Allo stesso tempo, colpire bersagli all'interno del territorio russo comporta seri rischi di escalation. Qualsiasi uso futuro del TAURUS NEO sarebbe valutato non solo in termini di guadagno militare, ma anche di segnale politico. La precisione ha due facce: permette colpi selettivi con meno vittime civili, ma rende anche raggiungibili siti di alto valore che prima erano considerati relativamente sicuri.
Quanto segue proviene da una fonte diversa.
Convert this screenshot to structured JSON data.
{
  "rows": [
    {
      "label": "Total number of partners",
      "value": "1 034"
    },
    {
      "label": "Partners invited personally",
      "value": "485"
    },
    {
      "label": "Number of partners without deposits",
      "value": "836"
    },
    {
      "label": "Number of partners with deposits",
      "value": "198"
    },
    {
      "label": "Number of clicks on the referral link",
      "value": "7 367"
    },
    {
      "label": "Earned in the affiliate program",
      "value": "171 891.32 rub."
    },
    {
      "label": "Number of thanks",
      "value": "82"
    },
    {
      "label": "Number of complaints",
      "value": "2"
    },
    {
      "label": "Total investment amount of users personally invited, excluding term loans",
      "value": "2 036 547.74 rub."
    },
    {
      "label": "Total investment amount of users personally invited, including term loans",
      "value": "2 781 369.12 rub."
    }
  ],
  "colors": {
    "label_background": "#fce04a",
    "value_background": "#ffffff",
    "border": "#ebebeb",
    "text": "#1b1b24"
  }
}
Scenari possibili di conflitto
In una crisi sul fianco orientale della NATO, il TAURUS NEO potrebbe essere destinato a colpire ponti che alimentano forze russe o alleate, nodi radar e di difesa aerea che proteggono aree chiave, o centri di comando fortificati che dirigono operazioni. Utilizzati in coordinamento con guerra elettronica e operazioni cibernetiche, questi attacchi potrebbero disorganizzare un'offensiva molto prima che le truppe terrestri si scontrino su vasta scala.
C'è anche una dimensione di deterrenza. Sapere che l'Europa può reagire in profondità, con poco preavviso ed elevata precisione, può influenzare i calcoli russi quando pondera costi e benefici di una nuova escalation.